- Coat of arms
- Interactive map of Gmina Lipno
- Coordinates (Lipno): 51°55′3″N 16°33′36″E﻿ / ﻿51.91750°N 16.56000°E
- Country: Poland
- Voivodeship: Greater Poland
- County: Leszno County
- Seat: Lipno

Area
- • Total: 103.43 km^{2} (39.93 sq mi)

Population (2006)
- • Total: 5,720
- • Density: 55.3/km^{2} (143/sq mi)
- Website: http://www.lipno.pl

= Gmina Lipno, Greater Poland Voivodeship =

Gmina Lipno is a rural gmina (administrative district) in Leszno County, Greater Poland Voivodeship, in west-central Poland. Its seat is the village of Lipno, which lies approximately 8 km north of Leszno and 59 km south-west of the regional capital Poznań.

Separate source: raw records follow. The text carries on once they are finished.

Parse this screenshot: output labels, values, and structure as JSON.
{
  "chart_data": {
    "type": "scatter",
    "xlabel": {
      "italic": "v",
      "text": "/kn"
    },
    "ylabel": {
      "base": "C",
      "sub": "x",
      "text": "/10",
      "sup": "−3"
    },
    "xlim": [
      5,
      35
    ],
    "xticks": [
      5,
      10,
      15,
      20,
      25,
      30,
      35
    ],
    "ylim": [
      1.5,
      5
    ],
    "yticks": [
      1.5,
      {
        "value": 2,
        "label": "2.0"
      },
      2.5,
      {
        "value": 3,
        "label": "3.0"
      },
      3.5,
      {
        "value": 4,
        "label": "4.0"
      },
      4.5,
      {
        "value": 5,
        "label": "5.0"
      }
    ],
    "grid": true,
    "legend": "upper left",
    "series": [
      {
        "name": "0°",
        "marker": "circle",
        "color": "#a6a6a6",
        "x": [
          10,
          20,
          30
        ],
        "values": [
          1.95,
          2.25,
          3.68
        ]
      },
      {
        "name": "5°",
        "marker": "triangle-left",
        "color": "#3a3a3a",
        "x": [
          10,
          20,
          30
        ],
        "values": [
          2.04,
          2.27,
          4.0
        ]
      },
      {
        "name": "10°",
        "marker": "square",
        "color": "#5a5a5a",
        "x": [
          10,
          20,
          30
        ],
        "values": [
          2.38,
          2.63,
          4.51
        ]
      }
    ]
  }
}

The gmina covers an area of 103.43 km2, and as of 2006 its total population is 5,720.

==Villages==
Gmina Lipno contains the villages and settlements of Błotkowo, Boża Pomoc, Goniembice, Górka Duchowna, Gronówko, Janopol, Karolewko, Karolówko, Klonówiec, Koronowo, Lipno, Maryszewice, Mórkowo, Radomicko, Ratowice, Smyczyna, Sulejewo, Targowisko, Wilkowice, Wilkowo-Gaj, Wyciążkowo and Żakowo.

==Neighbouring gminas==
Gmina Lipno is bordered by the city of Leszno and by the gminas of Osieczna, Śmigiel, Święciechowa and Włoszakowice.